- Court
- New York Supreme Court, Appellate Division, Second Department
- Case
- Tulloch v. Barka
- Docket
- 2024-00794
- Filed
- May 27, 2026
- Slip Op
- 2026 NY Slip Op 03330
- Citation
- 2026 NY Slip Op 03330 (N.Y. App. Div. 2d Dep’t 2026)
Background
Elena Tulloch and her husband commenced an action to recover damages for personal injuries Tulloch allegedly sustained in a motor vehicle accident. The defendants moved for summary judgment dismissing the complaint on the ground that Tulloch did not sustain a serious injury within the meaning of Insurance Law § 5102(d). The parties executed a stipulation extending the plaintiffs’ deadline to oppose the motions until April 18, 2022. The plaintiffs failed to file opposition papers by the extended deadline, and the Supreme Court, Kings County granted the defendants’ unopposed motions in June 2023.
The plaintiffs subsequently moved to vacate the default under CPLR 5015(a)(1), asserting law office failure as the reason for not filing timely opposition. The Supreme Court denied the motion, and the plaintiffs appealed.
Holding
The Appellate Division, Second Department affirmed the denial of the motion to vacate. The court applied the two-part test requiring a showing of both a reasonable excuse for the default and a potentially meritorious opposition. The court found that the plaintiffs’ counsel’s claim of law office failure — that the firm’s office “inadvertently calendared the return date of the defendants’ motions one week later than the actual return date” — was insufficient. The court characterized this as “vague and conclusory allegations of law office failure” that did not constitute a reasonable excuse.
The court also noted that the stipulation between the parties “explicitly set forth the deadline for the plaintiffs to file their opposition papers,” making the calendaring error particularly inexcusable. When a specific deadline has been negotiated and memorialized in a stipulation, counsel’s failure to accurately calendar that date reflects “mere neglect” rather than excusable law office failure.
Takeaways
This decision reinforces the strict standard for vacating defaults based on law office failure, particularly when the default involves a missed deadline set by stipulation. Courts distinguish between excusable law office failure — which might include, for example, a sudden staff emergency that disrupted operations — and mere calendaring errors, which reflect the kind of routine negligence that does not warrant relief. The more specific and documented the deadline (as in a written stipulation), the less likely a court will accept a calendaring error as a reasonable excuse.

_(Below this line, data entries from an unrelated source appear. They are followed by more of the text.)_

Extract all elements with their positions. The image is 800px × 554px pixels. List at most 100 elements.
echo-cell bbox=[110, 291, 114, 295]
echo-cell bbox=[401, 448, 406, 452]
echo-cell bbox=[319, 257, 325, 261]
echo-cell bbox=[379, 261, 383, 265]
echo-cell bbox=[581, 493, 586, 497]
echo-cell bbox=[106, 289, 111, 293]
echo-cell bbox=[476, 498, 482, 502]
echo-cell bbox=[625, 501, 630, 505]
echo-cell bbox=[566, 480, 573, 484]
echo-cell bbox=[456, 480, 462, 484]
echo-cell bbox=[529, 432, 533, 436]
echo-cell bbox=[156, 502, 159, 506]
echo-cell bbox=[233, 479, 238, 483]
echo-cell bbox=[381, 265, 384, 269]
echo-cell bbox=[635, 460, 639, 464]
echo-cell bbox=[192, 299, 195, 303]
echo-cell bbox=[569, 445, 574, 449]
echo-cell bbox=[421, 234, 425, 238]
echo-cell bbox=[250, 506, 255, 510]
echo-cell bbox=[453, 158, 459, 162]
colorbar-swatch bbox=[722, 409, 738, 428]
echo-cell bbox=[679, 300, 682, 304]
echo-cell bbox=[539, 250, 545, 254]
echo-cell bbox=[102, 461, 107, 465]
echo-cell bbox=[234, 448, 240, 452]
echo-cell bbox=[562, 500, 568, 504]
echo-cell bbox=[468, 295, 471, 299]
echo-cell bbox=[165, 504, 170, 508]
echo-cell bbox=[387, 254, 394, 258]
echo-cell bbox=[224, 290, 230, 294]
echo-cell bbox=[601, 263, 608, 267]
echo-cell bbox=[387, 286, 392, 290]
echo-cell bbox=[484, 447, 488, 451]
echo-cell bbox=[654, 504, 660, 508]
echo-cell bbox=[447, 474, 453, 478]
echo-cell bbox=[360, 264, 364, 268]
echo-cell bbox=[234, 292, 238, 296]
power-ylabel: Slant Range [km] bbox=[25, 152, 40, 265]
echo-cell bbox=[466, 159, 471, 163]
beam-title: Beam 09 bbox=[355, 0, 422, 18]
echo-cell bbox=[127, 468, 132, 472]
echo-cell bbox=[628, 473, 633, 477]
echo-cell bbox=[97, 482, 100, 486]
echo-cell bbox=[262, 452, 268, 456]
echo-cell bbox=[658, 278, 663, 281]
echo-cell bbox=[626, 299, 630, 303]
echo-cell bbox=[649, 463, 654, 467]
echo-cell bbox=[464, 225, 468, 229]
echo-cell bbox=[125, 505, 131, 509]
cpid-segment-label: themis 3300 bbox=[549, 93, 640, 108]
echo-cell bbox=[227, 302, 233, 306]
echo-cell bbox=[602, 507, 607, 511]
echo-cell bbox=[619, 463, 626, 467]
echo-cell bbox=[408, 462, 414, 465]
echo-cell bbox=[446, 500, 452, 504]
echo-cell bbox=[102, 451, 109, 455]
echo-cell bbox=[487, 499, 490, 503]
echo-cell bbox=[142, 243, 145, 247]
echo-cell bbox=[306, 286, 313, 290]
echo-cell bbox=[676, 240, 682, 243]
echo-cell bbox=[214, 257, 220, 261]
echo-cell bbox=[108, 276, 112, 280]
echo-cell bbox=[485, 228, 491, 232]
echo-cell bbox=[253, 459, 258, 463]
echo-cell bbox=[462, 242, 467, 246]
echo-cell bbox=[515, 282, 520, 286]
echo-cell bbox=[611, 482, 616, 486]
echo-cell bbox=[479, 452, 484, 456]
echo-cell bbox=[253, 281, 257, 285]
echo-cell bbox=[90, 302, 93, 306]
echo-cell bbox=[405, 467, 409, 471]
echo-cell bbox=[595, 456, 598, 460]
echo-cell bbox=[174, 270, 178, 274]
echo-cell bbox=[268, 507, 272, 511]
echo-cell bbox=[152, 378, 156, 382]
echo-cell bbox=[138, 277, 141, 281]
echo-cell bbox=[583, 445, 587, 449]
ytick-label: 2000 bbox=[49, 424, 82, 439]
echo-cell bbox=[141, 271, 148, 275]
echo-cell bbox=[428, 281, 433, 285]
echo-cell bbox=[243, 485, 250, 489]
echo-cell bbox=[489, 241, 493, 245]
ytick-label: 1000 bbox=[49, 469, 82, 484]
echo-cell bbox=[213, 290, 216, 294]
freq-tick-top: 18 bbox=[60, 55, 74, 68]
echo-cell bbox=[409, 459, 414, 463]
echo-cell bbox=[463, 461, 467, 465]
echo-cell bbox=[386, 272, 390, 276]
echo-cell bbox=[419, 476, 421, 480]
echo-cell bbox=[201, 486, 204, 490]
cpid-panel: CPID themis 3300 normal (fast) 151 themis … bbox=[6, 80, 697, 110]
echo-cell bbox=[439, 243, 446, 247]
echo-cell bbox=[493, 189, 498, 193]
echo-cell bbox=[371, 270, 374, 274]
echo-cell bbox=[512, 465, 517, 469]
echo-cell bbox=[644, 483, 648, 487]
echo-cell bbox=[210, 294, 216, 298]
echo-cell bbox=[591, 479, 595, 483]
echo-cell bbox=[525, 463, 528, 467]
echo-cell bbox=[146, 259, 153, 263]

The case also demonstrates the serious consequences of failing to oppose a serious injury threshold motion in a no-fault automobile accident case. If the motion is granted on default, the plaintiff loses the ability to recover non-economic damages entirely, and vacating the default requires clearing the reasonable excuse hurdle — a showing that many plaintiffs cannot make.
Why It Matters
For personal injury practitioners, this case is a stark reminder that missed deadlines in no-fault threshold motions can be case-ending. The serious injury threshold is a critical issue in New York automobile accident litigation, and failure to oppose a defendant’s summary judgment motion on this issue — even through inadvertence — can result in permanent dismissal that cannot be undone. Law firms should implement robust calendaring systems with multiple reminders, particularly for stipulated deadlines that cannot be extended without the opposing party’s consent.